Lebih dari Setengah Abad Abdikan Diri untuk Kemanusiaan, Ibu Teresa dari Pakistan Itu Meninggal Dunia di Usia 87 Tahun

Moh Habib Asyhad

Penulis

Upacara kehormatan itu sekaligus merupakan penghargaan untuk pertama kali bagi seorang perempuan Kristiani di sebuah negara mayoritas Muslim.

Intisari-Online.com -Seorang Biarawati asal Jerman, Ruth Katherina Martha Pfau, yang dikenal sebagai Ibu Teresa dari Pakistan mengembuskan napas terakhir di usia 87 tahun.

Ia dimakamkan pada Sabtu (19/8) kemarin dalam pemakaman kenegaraan di Ibukota Karachi.

(Baca juga:Kisah Ibu Teresa yang Menjadi Santa: Hanya Dua Buah Sari)

Upacara kehormatan itu sekaligus merupakan penghargaan untuk pertama kali bagi seorang perempuan Kristiani di sebuah negara mayoritas Muslim.

Ruth Katherina wafat pada 10 Agustus setelah mendedikasikan lebih dari setengah abad hidupnya untuk memberantas lepra, TBC, dan penyakit-penyakit lainnya di Pakistan.

Dalam sebuah sambutan kematian, Perdana Menteri Pakistan Shahid Khaqan Abbas, memuji sepak terjang Pfau atas pelayanan yang tanpa pamrih dan tiada banding dalam memerangi lepra di Pakistan.

Apalagi selama bertahun-tahun pelayanannya, Pfau telah membuktikan bahwa tindakannya mencerminkan “kemanusiaan yang tidak mengenal batas”.

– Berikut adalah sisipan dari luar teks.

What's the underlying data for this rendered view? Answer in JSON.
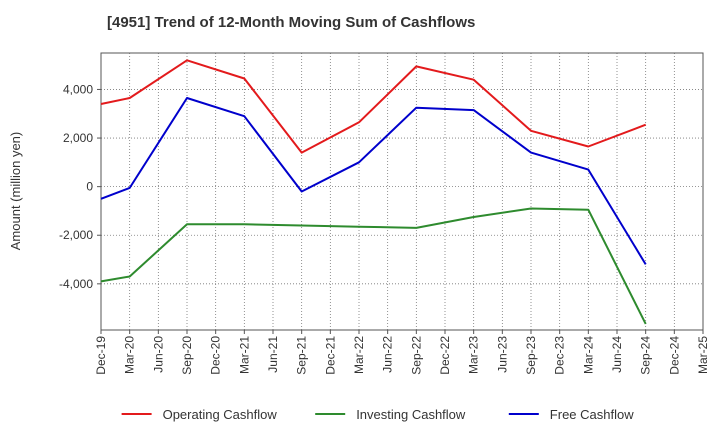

“Ia menjadi orang pertama dalam sejarah Pakistan, Karena seorang penganut Kristiani mendapatkan pemakaman kenegaraan” kata Cecil S. Chaudhry, direktur eksekutif Komisi Nasional untuk Keadilan dan Perdamaian.

Pemakaman Pfau diselenggarakan di Katedral St. Patrick Karachi pada Sabtu pagi.

Sebagi penghormatan militer Pakistan mengiringi pemakamannya dengan sejumlah tembakan salvo menggunakan meriam.

Sementara untuk mengenangkan kematiannya dan jasa-jasa Pfau, bendera nasional Pakistan juga dinaikan setengah tiang di seluruh negeri.

(Baca juga:12 Gambar Ini Menunjukkan Bahwa Dunia Ini Masih Punya Harapan dalam Kasih dan Kemanusiaan)

Pfau tiba di Karachi pada tahun 1960 dalam perjalanan ke India dan menjadi sukarelawan bagi penderita lepra di wilayah setempat.

Ketika itu ia sempat putus asa dengan penyataan para perawatyang menangani para penderita lepra bahwa tangan dan kaki mereka dikatakan sebagai “nutrisi tambahan buat tikus-tikus,”

Gambaran yang mengungkapkan bahwa penderita lepra tidak mendapatkan penanganan serius dari pemerintah.

Pfau memutuskan untuk tinggal di Pakistan dan bekerja sebagai perawat kesehatan.

Ia juga mengupayakan dan mengorganisir terbentuknya rumah sakit yang layak bagi penderita lepra.

Perjuangan gigih Pfau menampakkan hasil dengan berdirinya rumah sakit untuk penderita lepra, Marie Adeleide Leprosy Centre pertama di Karachi.

Atas jasa dan kinerja tim Pfau pada tahun 1996 , Pakistan berhasil mengendalikan lepra – satu-satunya negara Asia yang pertama melakukan hal itu.

Organisasinya kini menjadi 157 pusat kontrol lepra, dengan lebih dari 800 staf.

(Baca juga:Tak Mau Kalah dari Korea Utara, Pakistan Juga Luncukan Rudal yang Bisa Bawa Hulu Ledak Nuklir dari Kapal Selam)

Wafatnya Pfau yang dalam karya hidupnya mirip dengan sepak terjang Ibu Theresa merupakan kehilangan besar bahi Pakistan terhadap sosok pejuang kemanusiaan itu.

Tapi sekaligus menjadi inspirasi bagi pemerintah Pakistan untuk meneruskan karya Pfau melalui kegiatan-kegiatan yang bersifat berkesinambungan dan lebih optimal.